Le relazioni tra Stati Uniti e Cina potrebbero non differire in modo significativo tra le amministrazioni Trump e Biden, in particolare per quanto riguarda le politiche anti Partito comunista cinese. La differenza più evidente starebbe nella potenziale disponibilità di Trump a scendere a compromessi su Taiwan, uno scenario meno probabile con Biden. Sebbene l’approccio non convenzionale di Trump possa aprire le porte al negoziato, anche su questioni delicate come Taiwan, rimane il dubbio che Pechino possa cogliere tale opportunità.
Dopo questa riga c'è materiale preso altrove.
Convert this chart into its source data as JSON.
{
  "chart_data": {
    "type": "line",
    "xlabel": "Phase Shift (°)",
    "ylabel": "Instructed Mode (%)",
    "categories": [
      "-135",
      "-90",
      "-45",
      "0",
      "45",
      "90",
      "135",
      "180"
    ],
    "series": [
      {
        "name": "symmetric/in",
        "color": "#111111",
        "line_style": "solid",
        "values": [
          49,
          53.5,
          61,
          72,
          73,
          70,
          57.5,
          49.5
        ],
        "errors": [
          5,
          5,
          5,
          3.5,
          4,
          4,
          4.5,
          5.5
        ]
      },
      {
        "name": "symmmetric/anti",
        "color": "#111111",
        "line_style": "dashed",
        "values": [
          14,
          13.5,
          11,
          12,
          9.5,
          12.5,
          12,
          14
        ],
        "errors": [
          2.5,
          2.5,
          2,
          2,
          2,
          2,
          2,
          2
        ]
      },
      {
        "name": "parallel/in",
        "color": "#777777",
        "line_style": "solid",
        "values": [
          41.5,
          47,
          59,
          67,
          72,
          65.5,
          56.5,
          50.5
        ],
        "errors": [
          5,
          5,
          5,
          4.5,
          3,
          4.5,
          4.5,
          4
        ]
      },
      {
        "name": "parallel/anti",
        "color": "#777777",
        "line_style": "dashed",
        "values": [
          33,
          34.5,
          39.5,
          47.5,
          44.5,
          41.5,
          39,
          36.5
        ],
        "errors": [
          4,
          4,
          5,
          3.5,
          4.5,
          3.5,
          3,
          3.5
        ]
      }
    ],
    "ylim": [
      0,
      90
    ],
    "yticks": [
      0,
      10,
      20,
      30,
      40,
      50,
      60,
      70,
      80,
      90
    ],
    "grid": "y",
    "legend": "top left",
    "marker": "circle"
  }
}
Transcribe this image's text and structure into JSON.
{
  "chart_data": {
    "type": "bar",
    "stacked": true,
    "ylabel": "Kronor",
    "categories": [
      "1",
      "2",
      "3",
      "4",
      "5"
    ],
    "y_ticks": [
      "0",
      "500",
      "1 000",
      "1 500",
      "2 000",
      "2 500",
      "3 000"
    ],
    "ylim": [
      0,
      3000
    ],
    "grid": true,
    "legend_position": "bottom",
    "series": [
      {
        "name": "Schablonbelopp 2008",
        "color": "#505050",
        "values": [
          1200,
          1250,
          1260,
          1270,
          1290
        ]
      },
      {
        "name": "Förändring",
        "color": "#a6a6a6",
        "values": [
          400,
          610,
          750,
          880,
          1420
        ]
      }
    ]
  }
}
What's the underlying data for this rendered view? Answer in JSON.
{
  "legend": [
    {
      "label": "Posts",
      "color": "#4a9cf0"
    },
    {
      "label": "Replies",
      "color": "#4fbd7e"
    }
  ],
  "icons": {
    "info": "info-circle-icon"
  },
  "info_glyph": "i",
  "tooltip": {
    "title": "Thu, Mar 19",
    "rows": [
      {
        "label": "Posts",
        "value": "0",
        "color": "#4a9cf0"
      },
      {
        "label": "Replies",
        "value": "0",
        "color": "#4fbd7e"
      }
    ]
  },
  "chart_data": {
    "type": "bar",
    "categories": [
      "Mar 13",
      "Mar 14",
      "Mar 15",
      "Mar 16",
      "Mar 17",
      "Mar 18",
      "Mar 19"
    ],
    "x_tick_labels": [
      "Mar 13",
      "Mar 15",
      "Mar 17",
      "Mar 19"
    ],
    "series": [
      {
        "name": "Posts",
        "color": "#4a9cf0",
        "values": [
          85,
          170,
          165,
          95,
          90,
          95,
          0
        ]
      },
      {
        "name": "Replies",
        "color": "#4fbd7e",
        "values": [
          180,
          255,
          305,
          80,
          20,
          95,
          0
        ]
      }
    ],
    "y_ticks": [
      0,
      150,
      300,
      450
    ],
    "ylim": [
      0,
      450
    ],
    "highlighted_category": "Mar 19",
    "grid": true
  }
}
E sul piano internazionale?

Biden è più orientato alla cooperazione rispetto a Trump. Inoltre, data l’età e i problemi di salute di entrambi i candidati, la scelta del vicepresidente diventa cruciale, soprattutto per Trump. A seconda della scelta del vicepresidente di Trump, la sua posizione sulla Cina potrebbe avere un impatto significativo sulle relazioni tra Stati Uniti e Cina, soprattutto se si considera la potenziale successione alla presidenza.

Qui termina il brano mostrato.